Mark was a regular churchgoer even though he had nothing positive to say about his church-friends. Once he asked me if he could go to an ACIM meeting with me. It was amusing to watch the faces of the others at the meeting when it was Mark's turn to read. I think they took him for the new messiah, such was the richness of his voice. In fact he had no acquaintance with the material at all. It was just another city phone-book to him. After the meeting we went for a meal (I paid of course: he never had money) and he engaged me in a fierce debate about the metaphysics of the Course, calling it "sophistry." It makes perfect sense for someone with a victim mindset to be angry about a book that teaches us we made-up all our own problems.

He began a new job, driving for a limousine company. He could work his own hours, and if he applied himself he could earn good money. From then on whenever I saw him in the coffee house he was sleeping. He would stop by there after a 16 hour driving shift and fall asleep in the chair. I would tap him to wake him up and say "Hi," but there was never any joy on his face, just weariness and disgust at the great weight he perceived he had to bear. Usually he would mutter "I need to get home and get some sleep" for about an hour, before finally getting up and lurching off like a defeated heavyweight.

More about Mark. He'd obviously had a "good" education. he could hold forth on most issues. How many people do you know who could accuse the Course of "sophistry?" I wish I knew a few more. He was quite overweight and becoming more so. You get to a stage of weight gain where none of your clothes fit you, and you either can't afford new ones, or you don't want to buy them because it would be admitting defeat. So you look shabby. So you feel shabby. You don't look after yourself. You don't shave. You don't trim your hair. You don't eat well. You gain more weight. You don't exercise. Movement becomes more of an effort. Slowly your breathing becomes labored. Slowly your arteries are clogging. He smoked. Every ten minutes, no matter what the weather, he had to go outside and light up. He drank far too much coffee. It seems his whole life was broken into alternating ten-minute cycles of caffeine and nicotine. Yet somehow he always managed to convey an air of exiled nobility; not really a loser on a slow decline, but a great man with a great past and a future, taking temporary respite in the land of ordinary people.

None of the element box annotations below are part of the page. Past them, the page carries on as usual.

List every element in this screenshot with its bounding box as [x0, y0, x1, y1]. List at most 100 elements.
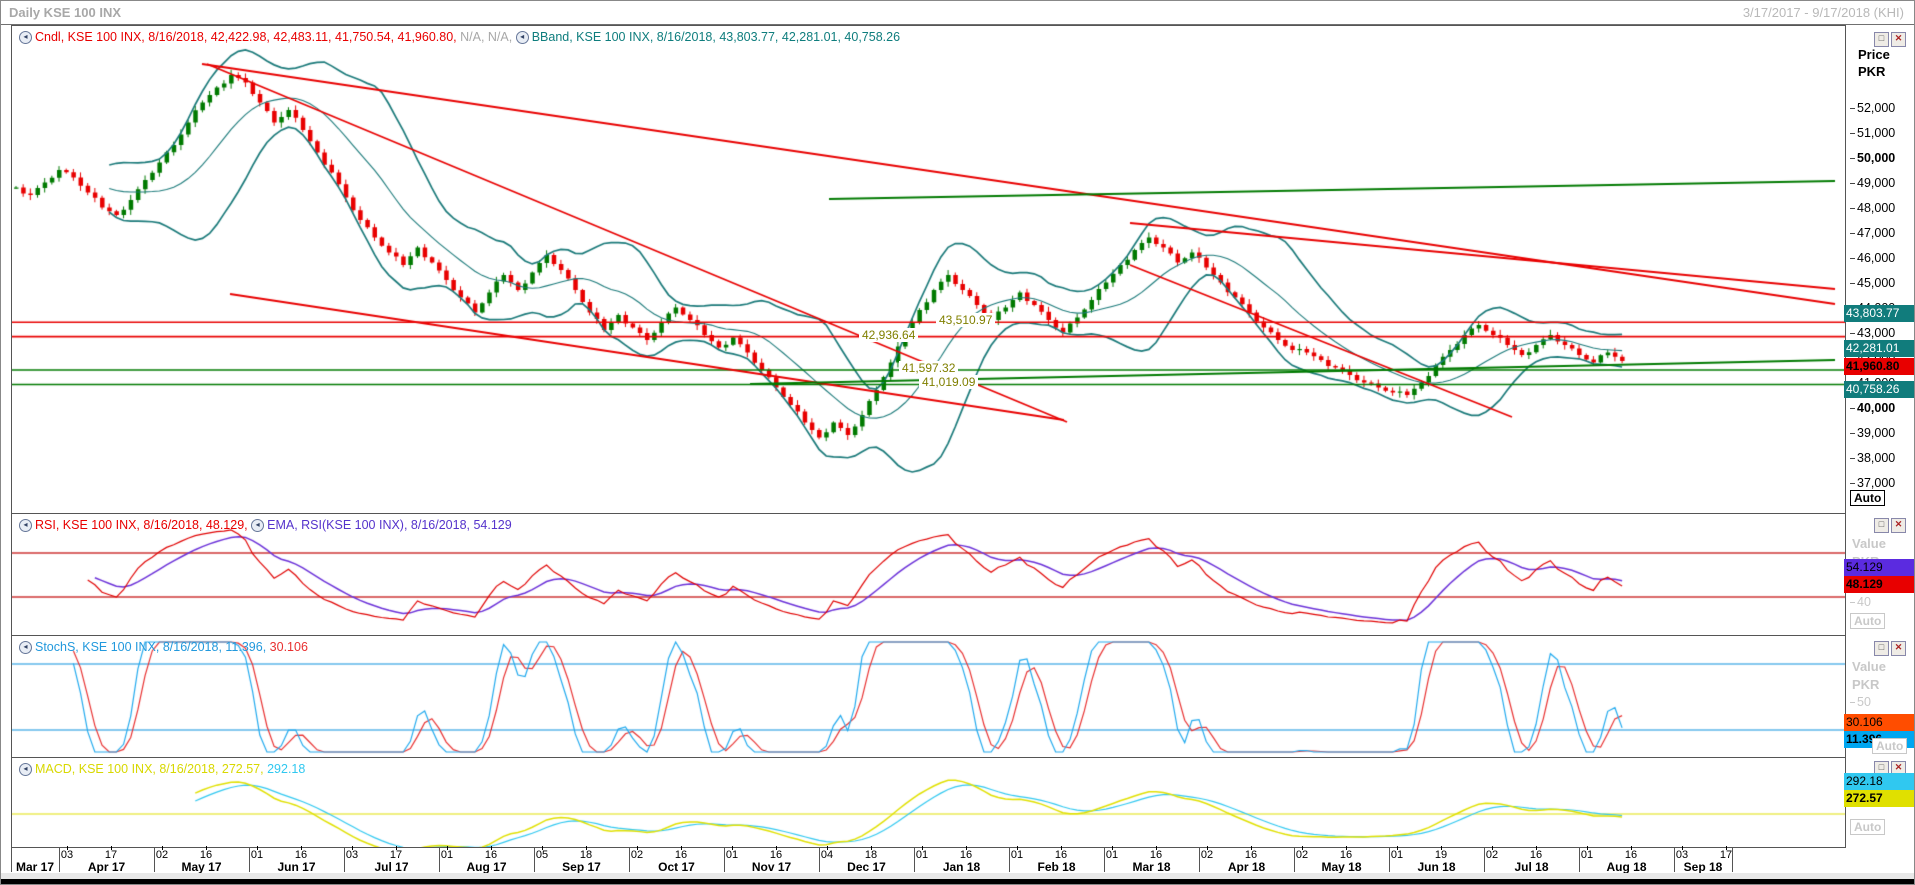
month-separator [1199, 847, 1200, 872]
month-label: Mar 18 [1132, 860, 1171, 874]
month-separator [1579, 847, 1580, 872]
macd-value-badge: 272.57 [1844, 790, 1914, 807]
rsi-legend-text[interactable]: RSI, KSE 100 INX, 8/16/2018, 48.129, [35, 518, 248, 532]
restore-window-icon[interactable]: □ [1874, 641, 1889, 656]
day-tick-mark [447, 846, 448, 850]
macd-chart[interactable] [11, 757, 1846, 848]
month-separator [629, 847, 630, 872]
indicator-collapse-icon[interactable] [251, 519, 265, 533]
macd-auto-scale-button[interactable]: Auto [1850, 819, 1886, 835]
day-tick-label: 01 [1105, 849, 1119, 861]
day-tick-mark [542, 846, 543, 850]
level-label[interactable]: 41,019.09 [919, 375, 979, 389]
main-legend: Cndl, KSE 100 INX, 8/16/2018, 42,422.98,… [19, 30, 901, 45]
level-label[interactable]: 42,936.64 [859, 328, 919, 342]
rsi-ema-badge: 54.129 [1844, 559, 1914, 576]
indicator-collapse-icon[interactable] [19, 641, 32, 655]
day-tick-label: 01 [440, 849, 454, 861]
indicator-collapse-icon[interactable] [19, 763, 32, 777]
rsi-auto-scale-button[interactable]: Auto [1850, 613, 1886, 629]
rsi-value-badge: 48.129 [1844, 576, 1914, 593]
day-tick-mark [206, 846, 207, 850]
month-label: May 17 [181, 860, 222, 874]
chart-title: Daily KSE 100 INX [9, 5, 121, 20]
day-tick-mark [1536, 846, 1537, 850]
day-tick-mark [1207, 846, 1208, 850]
day-tick-mark [637, 846, 638, 850]
day-tick-mark [1302, 846, 1303, 850]
day-tick-label: 03 [345, 849, 359, 861]
rsi-legend: RSI, KSE 100 INX, 8/16/2018, 48.129, EMA… [19, 518, 512, 533]
indicator-collapse-icon[interactable] [19, 31, 32, 45]
day-tick-mark [1682, 846, 1683, 850]
level-label[interactable]: 41,597.32 [899, 361, 959, 375]
stoch-axis-tick: 50 [1850, 695, 1871, 709]
price-axis-tick: 49,000 [1850, 176, 1895, 190]
day-tick-label: 01 [1580, 849, 1594, 861]
month-label: Apr 17 [87, 860, 126, 874]
month-separator [59, 847, 60, 872]
day-tick-mark [1587, 846, 1588, 850]
level-label[interactable]: 43,510.97 [936, 313, 996, 327]
close-window-icon[interactable]: ✕ [1891, 32, 1906, 47]
bband-middle-badge: 42,281.01 [1844, 340, 1914, 357]
close-window-icon[interactable]: ✕ [1891, 518, 1906, 533]
price-axis-tick: 40,000 [1850, 401, 1895, 415]
month-separator [1389, 847, 1390, 872]
bband-legend[interactable]: BBand, KSE 100 INX, 8/16/2018, 43,803.77… [531, 30, 901, 44]
month-label: Jul 18 [1514, 860, 1549, 874]
main-auto-scale-button[interactable]: Auto [1850, 490, 1886, 506]
rsi-axis-tick: 40 [1850, 595, 1871, 609]
month-label: Nov 17 [751, 860, 792, 874]
rsi-chart[interactable] [11, 513, 1846, 637]
price-axis-tick: 43,000 [1850, 326, 1895, 340]
month-separator [819, 847, 820, 872]
main-price-chart[interactable] [11, 25, 1846, 515]
price-axis-tick: 46,000 [1850, 251, 1895, 265]
day-tick-label: 01 [725, 849, 739, 861]
day-tick-label: 03 [1675, 849, 1689, 861]
day-tick-mark [67, 846, 68, 850]
month-label: Feb 18 [1037, 860, 1076, 874]
day-tick-mark [301, 846, 302, 850]
rsi-ema-legend-text[interactable]: EMA, RSI(KSE 100 INX), 8/16/2018, 54.129 [267, 518, 512, 532]
month-separator [1674, 847, 1675, 872]
month-separator [534, 847, 535, 872]
time-axis: Mar 17 Apr 17 May 17 Jun 17 Jul 17 Aug 17 Sep … [1, 846, 1914, 874]
month-separator [1484, 847, 1485, 872]
date-range-label: 3/17/2017 - 9/17/2018 (KHI) [1742, 5, 1904, 20]
day-tick-label: 02 [1295, 849, 1309, 861]
bband-upper-badge: 43,803.77 [1844, 305, 1914, 322]
month-label: Aug 17 [466, 860, 507, 874]
restore-window-icon[interactable]: □ [1874, 32, 1889, 47]
day-tick-label: 16 [1149, 849, 1163, 861]
month-separator [11, 847, 12, 872]
restore-window-icon[interactable]: □ [1874, 518, 1889, 533]
month-separator [914, 847, 915, 872]
close-window-icon[interactable]: ✕ [1891, 761, 1906, 776]
day-tick-mark [1346, 846, 1347, 850]
day-tick-mark [732, 846, 733, 850]
day-tick-mark [1492, 846, 1493, 850]
macd-legend-second: 292.18 [267, 762, 306, 776]
macd-legend-text[interactable]: MACD, KSE 100 INX, 8/16/2018, 272.57, [35, 762, 264, 776]
day-tick-mark [257, 846, 258, 850]
main-window-buttons: □ ✕ [1874, 32, 1906, 47]
close-window-icon[interactable]: ✕ [1891, 641, 1906, 656]
axis-title-pkr: PKR [1858, 64, 1886, 79]
stochastic-chart[interactable] [11, 635, 1846, 759]
candle-legend[interactable]: Cndl, KSE 100 INX, 8/16/2018, 42,422.98,… [35, 30, 457, 44]
day-tick-mark [681, 846, 682, 850]
stoch-legend-text[interactable]: StochS, KSE 100 INX, 8/16/2018, 11.396, [35, 640, 267, 654]
day-tick-mark [1251, 846, 1252, 850]
day-tick-label: 02 [1200, 849, 1214, 861]
day-tick-mark [396, 846, 397, 850]
stoch-auto-scale-button[interactable]: Auto [1872, 738, 1908, 754]
stoch-signal-badge: 30.106 [1844, 714, 1914, 731]
month-separator [1732, 847, 1733, 872]
indicator-collapse-icon[interactable] [515, 31, 529, 45]
day-tick-label: 02 [1485, 849, 1499, 861]
indicator-collapse-icon[interactable] [19, 519, 32, 533]
day-tick-mark [1441, 846, 1442, 850]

How do you feel about Mark so far? Have you judged him yet? Something in me made me keep a flame of hope alight for him. I wanted to see him through these difficult times...
But I see now that was predicated on the assumption these times would end someday...

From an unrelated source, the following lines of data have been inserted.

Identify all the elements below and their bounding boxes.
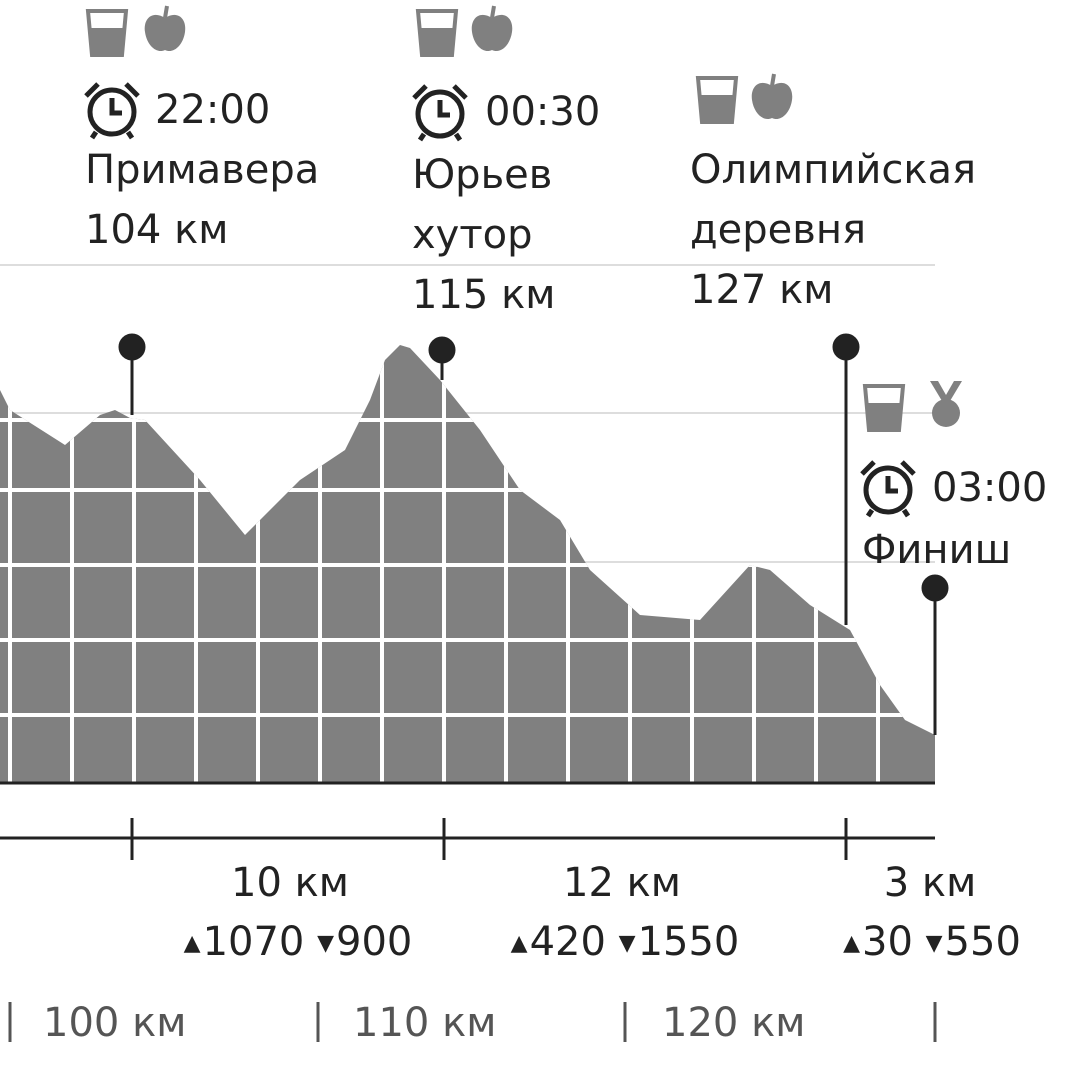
checkpoint-distance: 127 км (690, 267, 834, 313)
checkpoint-pins (118, 333, 949, 735)
descent: 1550 (637, 919, 740, 965)
segment-elevation: ▲30 ▼550 (843, 919, 1021, 965)
distance-label: 120 км (662, 1000, 806, 1046)
descent: 550 (944, 919, 1021, 965)
ascent: 30 (862, 919, 913, 965)
checkpoint-name: Олимпийская деревня (690, 147, 977, 253)
segment-elevation: ▲420 ▼1550 (510, 919, 740, 965)
distance-label: 100 км (43, 1000, 187, 1046)
segment-axis (0, 818, 935, 860)
checkpoint-time: 22:00 (155, 87, 271, 133)
checkpoint-distance: 115 км (412, 272, 556, 318)
checkpoint-name: Юрьев хутор (412, 152, 553, 258)
ascent: 1070 (202, 919, 305, 965)
segment-distance: 10 км (231, 860, 349, 906)
segment-distance: 3 км (883, 860, 977, 906)
checkpoint-time: 00:30 (485, 89, 601, 135)
checkpoint-distance: 104 км (85, 207, 229, 253)
finish-time: 03:00 (932, 465, 1048, 511)
ascent: 420 (529, 919, 606, 965)
distance-label: 110 км (353, 1000, 497, 1046)
segment-elevation: ▲1070 ▼900 (183, 919, 413, 965)
descent: 900 (336, 919, 413, 965)
segment-distance: 12 км (563, 860, 681, 906)
finish-name: Финиш (862, 527, 1012, 573)
distance-ticks (8, 1002, 937, 1042)
checkpoint-name: Примавера (85, 147, 320, 193)
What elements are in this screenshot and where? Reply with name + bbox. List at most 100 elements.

I will post more of this story in a few days.

1 Comments:

Anonymous Anonymous said...

One person's exiled nobility is another person's insufferable blowhard.

I don't know if this is a set-up or not (no offense, but I've come to expect that from you, dear Derek), but I do understand what it means to take a liking to someone who is not an obvious choice for a friend.

Anyway, good to have you back. And to give you the cliche you are after: Are we not all exiled nobility?